Physical activity is nonexistant at the moment. I’m getting dizzy after a third of the walk I used to take. I’m trying to put together a bed frame for my niece the other day (not a difficult project, really) and I’m sweating my ass off and getting dizzy after 10 minutes. I want to add activity to get the maximum from this surgery, but getting dizzy or seeing stars when you try is not fun. Though my energy levels are freaking zapped since surgery, naps are impossible for some reason. It’s a perpetual cycle of exhaustion.
Oh, and weird development I’ve never seen anyone talk about… I feel like I get stinky way faster than I used to. My breath is funky and my teeth are filmy half way through the day. My deodorant is also suddenly not lasting like it used to. What the hell, man!
I really don’t want to seem ungrateful, because I’m not. I don’t want to be discouraging, because it’s not meant to be like that. But there have several been moments I have caught myself wondering why the hell I did this.
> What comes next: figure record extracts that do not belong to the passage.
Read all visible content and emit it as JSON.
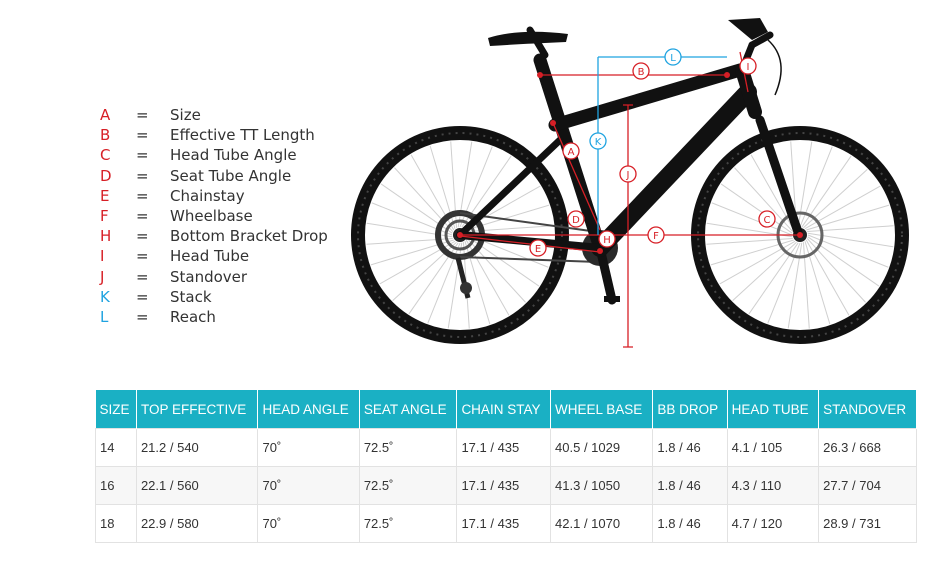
{
  "legend": [
    {
      "letter": "A",
      "text": "Size",
      "color": "#d71f26"
    },
    {
      "letter": "B",
      "text": "Effective TT Length",
      "color": "#d71f26"
    },
    {
      "letter": "C",
      "text": "Head Tube Angle",
      "color": "#d71f26"
    },
    {
      "letter": "D",
      "text": "Seat Tube Angle",
      "color": "#d71f26"
    },
    {
      "letter": "E",
      "text": "Chainstay",
      "color": "#d71f26"
    },
    {
      "letter": "F",
      "text": "Wheelbase",
      "color": "#d71f26"
    },
    {
      "letter": "H",
      "text": "Bottom Bracket Drop",
      "color": "#d71f26"
    },
    {
      "letter": "I",
      "text": "Head Tube",
      "color": "#d71f26"
    },
    {
      "letter": "J",
      "text": "Standover",
      "color": "#d71f26"
    },
    {
      "letter": "K",
      "text": "Stack",
      "color": "#1fa3e0"
    },
    {
      "letter": "L",
      "text": "Reach",
      "color": "#1fa3e0"
    }
  ],
  "legend_eq": "=",
  "diagram_labels": [
    "A",
    "B",
    "C",
    "D",
    "E",
    "F",
    "H",
    "I",
    "J",
    "K",
    "L"
  ],
  "colors": {
    "accent_red": "#d71f26",
    "accent_blue": "#1fa3e0",
    "header_teal": "#1ab0c4"
  },
  "table": {
    "headers": [
      "SIZE",
      "TOP EFFECTIVE",
      "HEAD ANGLE",
      "SEAT ANGLE",
      "CHAIN STAY",
      "WHEEL BASE",
      "BB DROP",
      "HEAD TUBE",
      "STANDOVER"
    ],
    "rows": [
      [
        "14",
        "21.2 / 540",
        "70˚",
        "72.5˚",
        "17.1 / 435",
        "40.5 / 1029",
        "1.8 / 46",
        "4.1 / 105",
        "26.3 / 668"
      ],
      [
        "16",
        "22.1 / 560",
        "70˚",
        "72.5˚",
        "17.1 / 435",
        "41.3 / 1050",
        "1.8 / 46",
        "4.3 / 110",
        "27.7 / 704"
      ],
      [
        "18",
        "22.9 / 580",
        "70˚",
        "72.5˚",
        "17.1 / 435",
        "42.1 / 1070",
        "1.8 / 46",
        "4.7 / 120",
        "28.9 / 731"
      ]
    ]
  }
}
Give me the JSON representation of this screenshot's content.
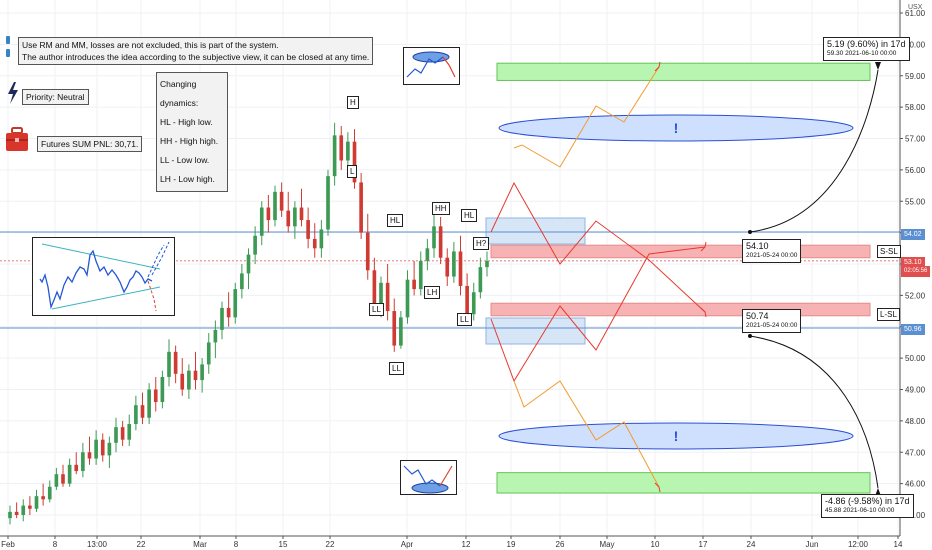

I see all these incredibly happy people on the interwebs, raving about how amazing this surgery has been for their lives, how they’re working out, eating great, losing like champs, and I feel like I’m doing something wrong. I feel like admitting it’s not easy is some taboo thing that I have no right to be doing. Deep down I worry that my mother was right; maybe it wasn’t so swift to cut out my stomach.
I just want to get back to feeling like myself again. I was doing pretty well staying positive, staying motivated, getting shit done, and having a smile on my face while doing it. Now look at me. Back to my same old mess. Unable to carry a conversation. Lost in my muck. I gotta find my way out of this pit… again.
Btw, for the fuck head who told me this was the lazy way out before I had surgery… you can suck it. For real.
So, time for the some of the upside… I have lost 64 pounds total so far. I broke my first stall without losing my mind. I am down at least a dress size. My underwear are getting loose. My dresses feel longer. I’m starting to see my body changing. I no longer feel the staples in my new tiny tummy. My incisions are healing well (the itching tells me so lol). My ankles aren’t swelling. My hair seems to be holding on so far. And, most of all, I already made it through the first month!